Novel catalyst coatings on gas diffusion layers for improved proton exchange membrane water electrolysis: A microscopic analysis of D-Orbital electron interactions in Co_0.75Ru_0.21Ir_0.04O_0.9

Proton exchange membrane water electrolysis (PEMWE) has emerged as a reliable water splitting technology in recent years. The oxygen evolution reaction (OER) at the anode, is the rate-determining step in water electrolysis, and therefore, the kinetic and mass transfer performance of the oxygen evolution reaction should be further studied. Efficient electron and water transfer between the catalyst layer (CL) and gas diffusion layer (GDL) is crucial for optimizing PEMWE performance.
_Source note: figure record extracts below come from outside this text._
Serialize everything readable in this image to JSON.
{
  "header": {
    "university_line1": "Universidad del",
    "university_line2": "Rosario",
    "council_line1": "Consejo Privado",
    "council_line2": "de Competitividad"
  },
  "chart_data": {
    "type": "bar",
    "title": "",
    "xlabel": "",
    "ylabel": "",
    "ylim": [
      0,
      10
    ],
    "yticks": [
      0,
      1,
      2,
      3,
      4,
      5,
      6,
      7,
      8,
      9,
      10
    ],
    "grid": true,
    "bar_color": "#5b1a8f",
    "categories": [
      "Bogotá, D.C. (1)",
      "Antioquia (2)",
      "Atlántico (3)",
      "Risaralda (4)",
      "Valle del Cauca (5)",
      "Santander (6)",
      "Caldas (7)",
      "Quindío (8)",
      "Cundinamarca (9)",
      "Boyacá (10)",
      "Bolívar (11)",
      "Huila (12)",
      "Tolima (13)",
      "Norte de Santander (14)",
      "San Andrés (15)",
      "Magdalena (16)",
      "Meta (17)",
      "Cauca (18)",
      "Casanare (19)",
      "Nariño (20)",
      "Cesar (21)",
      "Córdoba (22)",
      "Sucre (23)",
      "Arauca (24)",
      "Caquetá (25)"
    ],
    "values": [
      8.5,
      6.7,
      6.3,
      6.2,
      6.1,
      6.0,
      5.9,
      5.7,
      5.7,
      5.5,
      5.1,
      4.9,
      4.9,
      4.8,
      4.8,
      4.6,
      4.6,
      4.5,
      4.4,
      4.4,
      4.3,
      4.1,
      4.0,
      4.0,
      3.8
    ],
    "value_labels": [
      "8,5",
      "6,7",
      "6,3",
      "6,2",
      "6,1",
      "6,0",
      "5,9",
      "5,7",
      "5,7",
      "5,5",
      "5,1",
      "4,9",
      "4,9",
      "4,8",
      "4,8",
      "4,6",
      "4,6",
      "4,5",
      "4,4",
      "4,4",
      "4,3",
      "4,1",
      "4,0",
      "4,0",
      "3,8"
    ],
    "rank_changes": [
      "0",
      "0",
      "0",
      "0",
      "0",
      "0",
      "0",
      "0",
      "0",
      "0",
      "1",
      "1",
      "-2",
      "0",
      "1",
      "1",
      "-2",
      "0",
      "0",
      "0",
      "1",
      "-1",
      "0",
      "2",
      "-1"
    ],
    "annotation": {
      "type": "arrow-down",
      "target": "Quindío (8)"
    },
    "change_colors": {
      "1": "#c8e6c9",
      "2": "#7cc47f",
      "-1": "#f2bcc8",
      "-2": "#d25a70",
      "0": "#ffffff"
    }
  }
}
In this work, Ru-core modified materials were successfully synthesized via a hydrothermal method and then spray-coated onto the surface of the gas diffusion layer. Physical and electrochemical characterization showed that 0.10 mg cm⁻² was the optimal dosage of the coating. The single cell with this optimal coating exhibited a well-promoted and outstanding performance that a cell voltage of 1.71 V@1 A cm⁻² and an overpotential of 222 mV@10 mA cm⁻². This enhancement was primarily attributed to the improved ohmic and mass transfer properties. Specifically, the promotion of kinetic and mass transfer performance was due to the attraction of the empty d-orbitals of Ru, Co, and Ir, which enhanced electron transmission between the catalyst layer (CL) and gas diffusion layer. Physical analysis revealed that the reductive gaseous products caused Co (Ⅲ) to transform to Co (Ⅱ) and the formation of Co₃O₄ and RuO₂ was well-protected by the Co (II)-rich Co₃O₄ phase due to its reductivity nature. Additionally, the effusion of gaseous products from the solid phase accelerated pore formation, thereby increasing the specific surface area of the material.